Jaime Lannister November 15, 2012 at 04:08 AM
Perhaps I was generalizing and am rather biased since my 63 year old mother who doesn't drink or take drugs was pulled over a few years ago after some local yokel cell-phone-called her in as a drunk driver. She was somewhat shocked to be pulled over after not having committed any violation and interrogated about where she was coming from and where she was going. Her slow moving big gray station wagon must have irritated someone. Nice job on the CB bust though.
Jaime Lannister November 15, 2012 at 04:39 AM
Patch loves to sensationalize, and over-imply that a great crime has been committed over every little thing. The patch is as much to blame for the erosion of civil rights in this country as anyone. Was the guy really "high on drugs" if he was taking anxiety medication that was prescribed by a doctor? "Failing" a field sobriety test, or the raspyness of someones voice is subjective, especially when the arresting officer is "well known" to him and is someone that doesn't like him. Even if this guy has a winning case, which he very well may he is screwed here. If he makes even minimum wage the court will make the determination that he is able to pay his own defense and send him a massive bill for a court appointed attorney should he go to trial and force the state to try to prove their case against him.
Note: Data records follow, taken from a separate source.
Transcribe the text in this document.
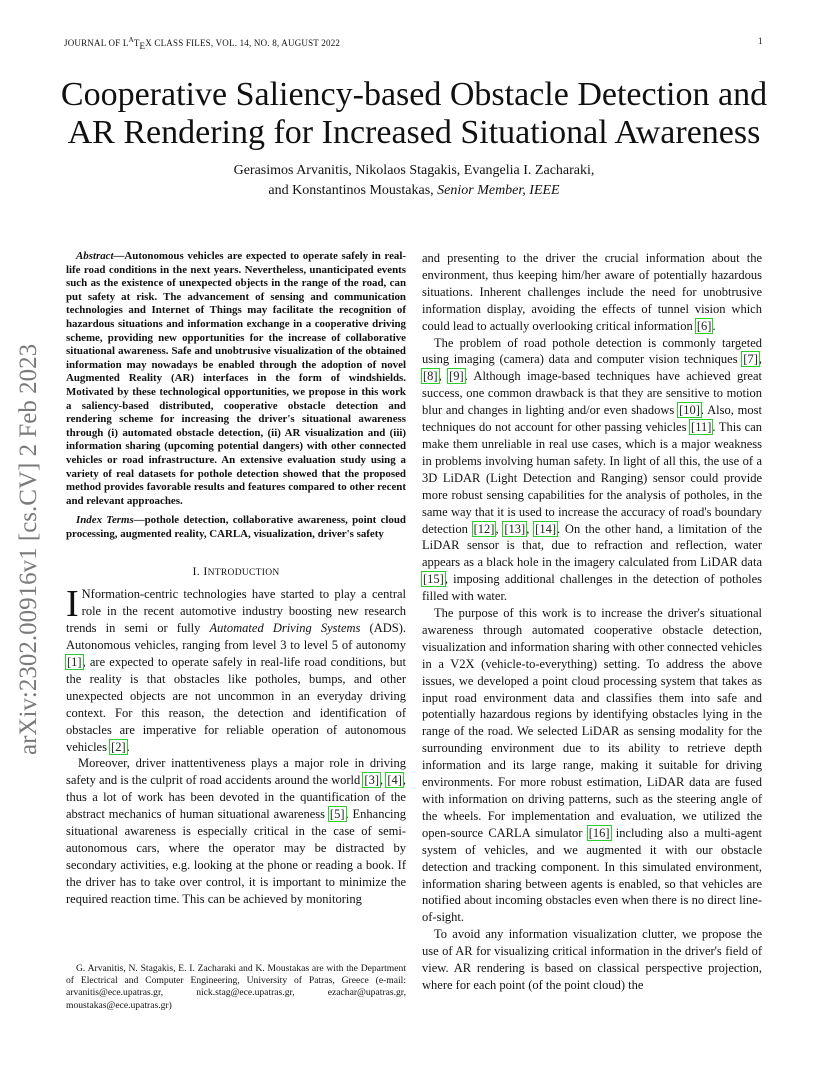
JOURNAL OF $L^AT_EX$ CLASS FILES, VOL. 14, NO. 8, AUGUST 2022	1
arXiv:2302.00916v1 [cs.CV] 2 Feb 2023
Cooperative Saliency-based Obstacle Detection and AR Rendering for Increased Situational Awareness
Gerasimos Arvanitis, Nikolaos Stagakis, Evangelia I. Zacharaki,
and Konstantinos Moustakas, Senior Member, IEEE

Abstract—Autonomous vehicles are expected to operate safely in real-life road conditions in the next years. Nevertheless, unanticipated events such as the existence of unexpected objects in the range of the road, can put safety at risk. The advancement of sensing and communication technologies and Internet of Things may facilitate the recognition of hazardous situations and information exchange in a cooperative driving scheme, providing new opportunities for the increase of collaborative situational awareness. Safe and unobtrusive visualization of the obtained information may nowadays be enabled through the adoption of novel Augmented Reality (AR) interfaces in the form of windshields. Motivated by these technological opportunities, we propose in this work a saliency-based distributed, cooperative obstacle detection and rendering scheme for increasing the driver's situational awareness through (i) automated obstacle detection, (ii) AR visualization and (iii) information sharing (upcoming potential dangers) with other connected vehicles or road infrastructure. An extensive evaluation study using a variety of real datasets for pothole detection showed that the proposed method provides favorable results and features compared to other recent and relevant approaches.

Index Terms—pothole detection, collaborative awareness, point cloud processing, augmented reality, CARLA, visualization, driver's safety

I. INTRODUCTION

I Nformation-centric technologies have started to play a central role in the recent automotive industry boosting new research trends in semi or fully Automated Driving Systems (ADS). Autonomous vehicles, ranging from level 3 to level 5 of autonomy [1], are expected to operate safely in real-life road conditions, but the reality is that obstacles like potholes, bumps, and other unexpected objects are not uncommon in an everyday driving context. For this reason, the detection and identification of obstacles are imperative for reliable operation of autonomous vehicles [2].

Moreover, driver inattentiveness plays a major role in driving safety and is the culprit of road accidents around the world [3], [4], thus a lot of work has been devoted in the quantification of the abstract mechanics of human situational awareness [5]. Enhancing situational awareness is especially critical in the case of semi-autonomous cars, where the operator may be distracted by secondary activities, e.g. looking at the phone or reading a book. If the driver has to take over control, it is important to minimize the required reaction time. This can be achieved by monitoring

G. Arvanitis, N. Stagakis, E. I. Zacharaki and K. Moustakas are with the Department of Electrical and Computer Engineering, University of Patras, Greece (e-mail: arvanitis@ece.upatras.gr, nick.stag@ece.upatras.gr, ezachar@upatras.gr, moustakas@ece.upatras.gr)

and presenting to the driver the crucial information about the environment, thus keeping him/her aware of potentially hazardous situations. Inherent challenges include the need for unobtrusive information display, avoiding the effects of tunnel vision which could lead to actually overlooking critical information [6].

The problem of road pothole detection is commonly targeted using imaging (camera) data and computer vision techniques [7], [8], [9]. Although image-based techniques have achieved great success, one common drawback is that they are sensitive to motion blur and changes in lighting and/or even shadows [10]. Also, most techniques do not account for other passing vehicles [11]. This can make them unreliable in real use cases, which is a major weakness in problems involving human safety. In light of all this, the use of a 3D LiDAR (Light Detection and Ranging) sensor could provide more robust sensing capabilities for the analysis of potholes, in the same way that it is used to increase the accuracy of road's boundary detection [12], [13], [14]. On the other hand, a limitation of the LiDAR sensor is that, due to refraction and reflection, water appears as a black hole in the imagery calculated from LiDAR data [15], imposing additional challenges in the detection of potholes filled with water.

The purpose of this work is to increase the driver's situational awareness through automated cooperative obstacle detection, visualization and information sharing with other connected vehicles in a V2X (vehicle-to-everything) setting. To address the above issues, we developed a point cloud processing system that takes as input road environment data and classifies them into safe and potentially hazardous regions by identifying obstacles lying in the range of the road. We selected LiDAR as sensing modality for the surrounding environment due to its ability to retrieve depth information and its large range, making it suitable for driving environments. For more robust estimation, LiDAR data are fused with information on driving patterns, such as the steering angle of the wheels. For implementation and evaluation, we utilized the open-source CARLA simulator [16] including also a multi-agent system of vehicles, and we augmented it with our obstacle detection and tracking component. In this simulated environment, information sharing between agents is enabled, so that vehicles are notified about incoming obstacles even when there is no direct line-of-sight.

To avoid any information visualization clutter, we propose the use of AR for visualizing critical information in the driver's field of view. AR rendering is based on classical perspective projection, where for each point (of the point cloud) the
There was probably more freedom to be had under Stalin than there is left in the US today.
Steve ® November 15, 2012 at 04:13 PM
Sounds like you are related to this scumbag. You must be proud
Jaime Lannister November 15, 2012 at 06:28 PM
Not quite ser. Will you be sending us all to a gulag anyway?
Jaime Lannister November 15, 2012 at 06:41 PM
More like the patch and most of its readers despise civil libertarians... That doesn't bode well for the future here since you can't usurp constitutional freedom from potential criminals without infringing upon the civil rights of all citizens in the process.